Post by Alan Kennedy » Fri Apr 10, 2020 10:08 pm

Thanks Adam - i have some very heartening feedback. It got me thinking about how we as chess players should respond to COVID 19 crisis or to paraphrase a well known phrase "what did you do in the COVID 19 crisis, Daddy?". Is my village and family is anything to go by there are lots of young couples stuck at home with young children who would be grateful of any help they can get. Teaching a child to play chess can make a huge difference to their life to quote from a post on my facebook site which came quite unexpectedly as a result of me posting about the shipton and milton chess club "I'll always be grateful for you teaching me chess..... Those chess tournaments were very formative for me. They taught me to keep my nerve under pressure and something I could be decent at when school was very much not that thing..." The child in question was taught by me 25 years ago.

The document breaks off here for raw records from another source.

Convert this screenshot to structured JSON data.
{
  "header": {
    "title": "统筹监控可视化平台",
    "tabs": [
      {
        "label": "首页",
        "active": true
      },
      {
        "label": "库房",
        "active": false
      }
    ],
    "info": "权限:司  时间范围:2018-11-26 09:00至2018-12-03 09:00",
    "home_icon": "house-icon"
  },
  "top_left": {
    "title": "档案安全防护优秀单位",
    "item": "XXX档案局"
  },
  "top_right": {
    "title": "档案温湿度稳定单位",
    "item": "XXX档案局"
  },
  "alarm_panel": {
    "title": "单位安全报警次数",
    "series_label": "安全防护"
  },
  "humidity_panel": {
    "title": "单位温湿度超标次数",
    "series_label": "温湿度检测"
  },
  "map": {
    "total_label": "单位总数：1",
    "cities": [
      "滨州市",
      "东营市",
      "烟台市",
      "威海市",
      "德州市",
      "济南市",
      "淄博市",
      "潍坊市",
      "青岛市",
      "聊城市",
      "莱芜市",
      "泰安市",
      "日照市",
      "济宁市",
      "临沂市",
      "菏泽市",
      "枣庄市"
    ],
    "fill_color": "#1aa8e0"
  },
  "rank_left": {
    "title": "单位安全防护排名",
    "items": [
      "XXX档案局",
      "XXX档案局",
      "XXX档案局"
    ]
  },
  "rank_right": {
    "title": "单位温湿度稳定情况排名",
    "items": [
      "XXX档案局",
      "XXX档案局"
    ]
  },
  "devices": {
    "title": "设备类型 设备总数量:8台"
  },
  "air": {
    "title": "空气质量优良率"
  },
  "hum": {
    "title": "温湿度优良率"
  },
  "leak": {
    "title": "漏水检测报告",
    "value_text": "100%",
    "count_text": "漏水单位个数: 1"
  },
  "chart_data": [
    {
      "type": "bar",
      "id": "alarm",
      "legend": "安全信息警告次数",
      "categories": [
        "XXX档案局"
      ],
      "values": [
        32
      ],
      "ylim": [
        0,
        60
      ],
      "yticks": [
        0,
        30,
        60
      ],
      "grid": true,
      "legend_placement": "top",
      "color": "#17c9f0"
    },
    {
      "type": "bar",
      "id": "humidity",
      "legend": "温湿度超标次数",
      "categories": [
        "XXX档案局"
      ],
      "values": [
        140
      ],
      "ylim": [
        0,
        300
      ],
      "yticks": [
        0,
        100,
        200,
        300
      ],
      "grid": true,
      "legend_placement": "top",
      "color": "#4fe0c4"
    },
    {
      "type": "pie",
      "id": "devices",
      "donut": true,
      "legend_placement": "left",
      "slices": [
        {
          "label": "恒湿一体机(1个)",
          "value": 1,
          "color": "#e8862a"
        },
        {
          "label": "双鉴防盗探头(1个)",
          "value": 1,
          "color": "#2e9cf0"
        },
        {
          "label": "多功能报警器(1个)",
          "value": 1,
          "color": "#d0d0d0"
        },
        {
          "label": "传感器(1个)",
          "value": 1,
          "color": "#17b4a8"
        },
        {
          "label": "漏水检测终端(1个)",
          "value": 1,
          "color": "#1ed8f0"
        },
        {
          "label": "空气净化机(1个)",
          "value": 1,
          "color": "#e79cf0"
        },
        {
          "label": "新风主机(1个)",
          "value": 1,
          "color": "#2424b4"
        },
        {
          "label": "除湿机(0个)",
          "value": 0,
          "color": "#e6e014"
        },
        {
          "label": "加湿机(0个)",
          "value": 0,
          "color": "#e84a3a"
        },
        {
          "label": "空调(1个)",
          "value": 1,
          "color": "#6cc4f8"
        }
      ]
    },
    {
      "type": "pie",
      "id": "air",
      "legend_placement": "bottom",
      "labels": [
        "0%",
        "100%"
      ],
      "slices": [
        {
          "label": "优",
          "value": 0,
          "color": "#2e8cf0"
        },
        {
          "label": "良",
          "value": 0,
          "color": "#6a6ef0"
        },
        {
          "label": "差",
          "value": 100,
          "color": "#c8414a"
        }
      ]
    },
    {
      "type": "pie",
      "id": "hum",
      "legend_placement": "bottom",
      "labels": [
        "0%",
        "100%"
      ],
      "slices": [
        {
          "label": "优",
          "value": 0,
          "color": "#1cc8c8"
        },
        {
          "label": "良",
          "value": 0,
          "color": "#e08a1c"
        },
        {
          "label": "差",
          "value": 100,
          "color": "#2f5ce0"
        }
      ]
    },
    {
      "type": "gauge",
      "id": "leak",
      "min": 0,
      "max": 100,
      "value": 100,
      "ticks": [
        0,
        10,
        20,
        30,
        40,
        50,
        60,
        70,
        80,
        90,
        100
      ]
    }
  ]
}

I see no reason why for example accross the county of Oxfordshire we could not get 10 online chess clubs going which would attract circa 200 children. I already know of four other coaches who are cable of teaching such clubs so finding others would not be that different. replicated accross the country would mean circa 18,000 pupils learning to play on the grounds Oxfordshire is about 0.08% of the UK population. Once you get that many the process becomes infectious. Is anyone out there up for the challenge? Figures above are difference based on different assumptions - dont mind which you use.